Think about it: you sign up for a health care plan at work, and that money gets taken out of your check to pay for it. If it went to the government instead, would you even notice? You would if your health care was cheaper. Any big change in the health care system would no doubt create massive upheaval and unforeseen consequences, but there is a lot of stuff we know that can and will happen, and there are smart people out there who have been able to quantify most of it. That manifested into Bernie Sanders’ Medicare for All bill that was submitted to the United States Senate—which was then validated as $2 trillion cheaper than the current system by a Koch brothers-funded think tank.

When thinking about how Medicare for All works, think about Costco: buying in bulk reduces prices. The government can bring trillions upon trillions to the health care table and get better prices than what is produced by the dance between a handful of insurance companies, hospitals and pharmaceutical companies all chasing profit motives. The conservative Koch brothers don’t like that liberal ideal, therefore they’re pushing a study with big scary numbers and they’re hoping that no one will think to contextualize them with our current unsustainable figures.

Why This Matters

Our present health care system is so abhorrent and exclusionary that GoFundMe has become one of the larger insurers in America. Seriously.

GoFundMe says they can bring in as much as $140 million a month in donations. That’s $1.68 billion per year, and GoFundMe’s CEO said that one-third of their donations are health-related. That comes out to around $560 million in donations to people in dire need of health care on GoFundMe’s platform.

This is quite a big red flashing sign that our health care system is broken. Frankly, the current state of affairs is Medicare for All’s most convincing argument. When poorer people are forced to choose between bankruptcy and/or death, any other system sounds preferable. Especially one in which everyone receives health insurance—a pretty positive selling point that seems to get lost in most of major media’s finance-based profiles of the policy.

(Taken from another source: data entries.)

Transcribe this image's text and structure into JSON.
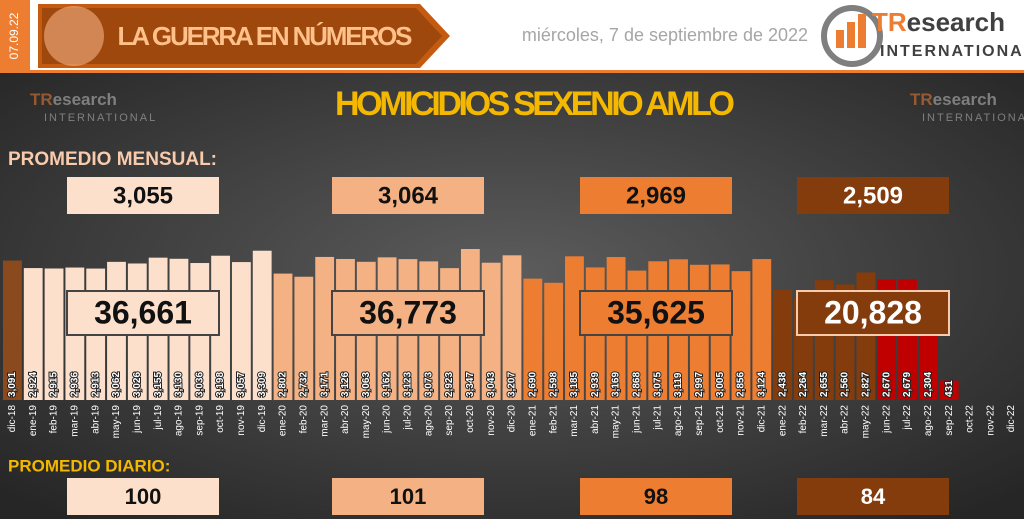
{
  "header": {
    "date_tag": "07.09.22",
    "section_title": "LA GUERRA EN NÚMEROS",
    "date": "miércoles, 7 de septiembre de 2022"
  },
  "logo": {
    "initial": "TR",
    "name": "esearch",
    "sub": "INTERNATIONAL"
  },
  "chart_data": {
    "type": "bar",
    "title": "HOMICIDIOS SEXENIO AMLO",
    "categories": [
      "dic-18",
      "ene-19",
      "feb-19",
      "mar-19",
      "abr-19",
      "may-19",
      "jun-19",
      "jul-19",
      "ago-19",
      "sep-19",
      "oct-19",
      "nov-19",
      "dic-19",
      "ene-20",
      "feb-20",
      "mar-20",
      "abr-20",
      "may-20",
      "jun-20",
      "jul-20",
      "ago-20",
      "sep-20",
      "oct-20",
      "nov-20",
      "dic-20",
      "ene-21",
      "feb-21",
      "mar-21",
      "abr-21",
      "may-21",
      "jun-21",
      "jul-21",
      "ago-21",
      "sep-21",
      "oct-21",
      "nov-21",
      "dic-21",
      "ene-22",
      "feb-22",
      "mar-22",
      "abr-22",
      "may-22",
      "jun-22",
      "jul-22",
      "ago-22",
      "sep-22",
      "oct-22",
      "nov-22",
      "dic-22"
    ],
    "values": [
      3091,
      2924,
      2915,
      2936,
      2913,
      3062,
      3026,
      3155,
      3130,
      3036,
      3198,
      3057,
      3309,
      2802,
      2732,
      3171,
      3126,
      3063,
      3162,
      3123,
      3073,
      2923,
      3347,
      3043,
      3207,
      2690,
      2598,
      3185,
      2939,
      3169,
      2868,
      3075,
      3119,
      2997,
      3005,
      2856,
      3124,
      2438,
      2264,
      2655,
      2560,
      2827,
      2670,
      2679,
      2304,
      431,
      null,
      null,
      null
    ],
    "value_labels": [
      "3,091",
      "2,924",
      "2,915",
      "2,936",
      "2,913",
      "3,062",
      "3,026",
      "3,155",
      "3,130",
      "3,036",
      "3,198",
      "3,057",
      "3,309",
      "2,802",
      "2,732",
      "3,171",
      "3,126",
      "3,063",
      "3,162",
      "3,123",
      "3,073",
      "2,923",
      "3,347",
      "3,043",
      "3,207",
      "2,690",
      "2,598",
      "3,185",
      "2,939",
      "3,169",
      "2,868",
      "3,075",
      "3,119",
      "2,997",
      "3,005",
      "2,856",
      "3,124",
      "2,438",
      "2,264",
      "2,655",
      "2,560",
      "2,827",
      "2,670",
      "2,679",
      "2,304",
      "431",
      null,
      null,
      null
    ],
    "colors": [
      "#8b4a1e",
      "#fde0cc",
      "#fde0cc",
      "#fde0cc",
      "#fde0cc",
      "#fde0cc",
      "#fde0cc",
      "#fde0cc",
      "#fde0cc",
      "#fde0cc",
      "#fde0cc",
      "#fde0cc",
      "#fde0cc",
      "#f4b183",
      "#f4b183",
      "#f4b183",
      "#f4b183",
      "#f4b183",
      "#f4b183",
      "#f4b183",
      "#f4b183",
      "#f4b183",
      "#f4b183",
      "#f4b183",
      "#f4b183",
      "#ed7d31",
      "#ed7d31",
      "#ed7d31",
      "#ed7d31",
      "#ed7d31",
      "#ed7d31",
      "#ed7d31",
      "#ed7d31",
      "#ed7d31",
      "#ed7d31",
      "#ed7d31",
      "#ed7d31",
      "#843c0c",
      "#843c0c",
      "#843c0c",
      "#843c0c",
      "#843c0c",
      "#c00000",
      "#c00000",
      "#c00000",
      "#c00000",
      "#843c0c",
      "#843c0c",
      "#843c0c"
    ],
    "monthly_label": "PROMEDIO MENSUAL:",
    "daily_label": "PROMEDIO DIARIO:",
    "summaries": [
      {
        "color": "#fde0cc",
        "monthly": {
          "value": 3055,
          "label": "3,055"
        },
        "total": {
          "value": 36661,
          "label": "36,661"
        },
        "daily": 100
      },
      {
        "color": "#f4b183",
        "monthly": {
          "value": 3064,
          "label": "3,064"
        },
        "total": {
          "value": 36773,
          "label": "36,773"
        },
        "daily": 101
      },
      {
        "color": "#ed7d31",
        "monthly": {
          "value": 2969,
          "label": "2,969"
        },
        "total": {
          "value": 35625,
          "label": "35,625"
        },
        "daily": 98
      },
      {
        "color": "#843c0c",
        "monthly": {
          "value": 2509,
          "label": "2,509"
        },
        "total": {
          "value": 20828,
          "label": "20,828"
        },
        "daily": 84
      }
    ]
  }
}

This is what’s at stake here. I’m not writing this simply to dunk on elite media groupthink (although I’d be lying if I said it wasn’t part of the appeal). I’m writing this because I was a skeptic of government-run health care until 2016, and I finally became convinced on the merits of Medicare for All, and I want other skeptics to learn what I learned. This dynamic will be playing out across the country this fall, as Medicare for All is ostensibly on the ballot for a plurality of Democrats. It is vital that voters be armed with the right information before going to the polls, and portraying a thesis of “technically because the guy Bernie Sanders is citing says that Bernie Sanders’ numbers are unrealistic, Bernie Sanders citing him is inaccurate” as a “fact check” does a disservice to the word. Go ahead and promote the fact that a Koch brothers-funded think tank semi-endorsed Medicare for All, folks. The fact-checkers got this one wrong.